讓我們首先匯入必要的庫並準備資料。 我建議在這個專案中使用 Google Colab,因為訪問 GPU 會讓事情變得更快。

import pandas as pd
from transformers import GPT2LMHeadModel, GPT2Tokenizer
import numpy as np
import random
import torch
from torch.utils.data import Dataset, DataLoader
from transformers import GPT2Tokenizer, GPT2LMHeadModel, AdamW, get_linear_schedule_with_warmup
from tqdm import tqdm, trange
import torch.nn.functional as F
import csv

### Prepare data
lyrics = pd.read_csv('lyrics-data.csv')
lyrics = lyrics[lyrics['Idiom']=='ENGLISH']

#Only keep popular artists, with genre Rock/Pop and popularity high enough
artists = pd.read_csv('artists-data.csv')
artists = artists[(artists['Genre'].isin(['Rock'])) & (artists['Popularity']>5)]
df = lyrics.merge(artists[['Artist', 'Genre', 'Link']], left_on='ALink', right_on='Link', how='inner')
df = df.drop(columns=['ALink','SLink','Idiom','Link'])

#Drop the songs with lyrics too long (after more than 1024 tokens, does not work)
df = df[df['Lyric'].apply(lambda x: len(x.split(' ')) < 350)]
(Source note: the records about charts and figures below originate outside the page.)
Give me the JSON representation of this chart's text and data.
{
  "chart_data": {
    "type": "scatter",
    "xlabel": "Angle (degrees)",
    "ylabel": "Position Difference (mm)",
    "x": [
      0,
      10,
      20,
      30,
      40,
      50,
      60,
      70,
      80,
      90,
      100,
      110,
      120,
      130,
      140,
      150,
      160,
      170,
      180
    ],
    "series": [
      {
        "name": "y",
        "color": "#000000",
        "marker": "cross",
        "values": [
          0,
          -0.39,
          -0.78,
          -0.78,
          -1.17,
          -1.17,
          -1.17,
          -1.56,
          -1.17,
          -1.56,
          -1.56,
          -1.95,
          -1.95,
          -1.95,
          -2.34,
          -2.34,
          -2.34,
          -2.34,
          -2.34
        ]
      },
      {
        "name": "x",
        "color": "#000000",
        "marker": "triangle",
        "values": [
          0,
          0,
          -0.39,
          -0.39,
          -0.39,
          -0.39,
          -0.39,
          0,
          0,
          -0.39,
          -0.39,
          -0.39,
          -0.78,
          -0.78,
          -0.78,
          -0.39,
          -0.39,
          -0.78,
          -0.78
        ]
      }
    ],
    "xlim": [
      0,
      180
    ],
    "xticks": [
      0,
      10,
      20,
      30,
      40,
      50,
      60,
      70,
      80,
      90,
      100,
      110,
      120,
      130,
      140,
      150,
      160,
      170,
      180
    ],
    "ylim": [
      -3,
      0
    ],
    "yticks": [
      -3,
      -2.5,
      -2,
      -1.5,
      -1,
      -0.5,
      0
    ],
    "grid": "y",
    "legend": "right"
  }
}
#Create a very small test set to compare generated text with the reality
test_set = df.sample(n = 200)
df = df.loc[~df.index.isin(test_set.index)]

#Reset the indexes
test_set = test_set.reset_index()
df = df.reset_index()

#For the test set only, keep last 20 words in a new column, then remove them from original column
test_set['True_end_lyrics'] = test_set['Lyric'].str.split().str[-20:].apply(' '.join)
test_set['Lyric'] = test_set['Lyric'].str.split().str[:-20].apply(' '.join)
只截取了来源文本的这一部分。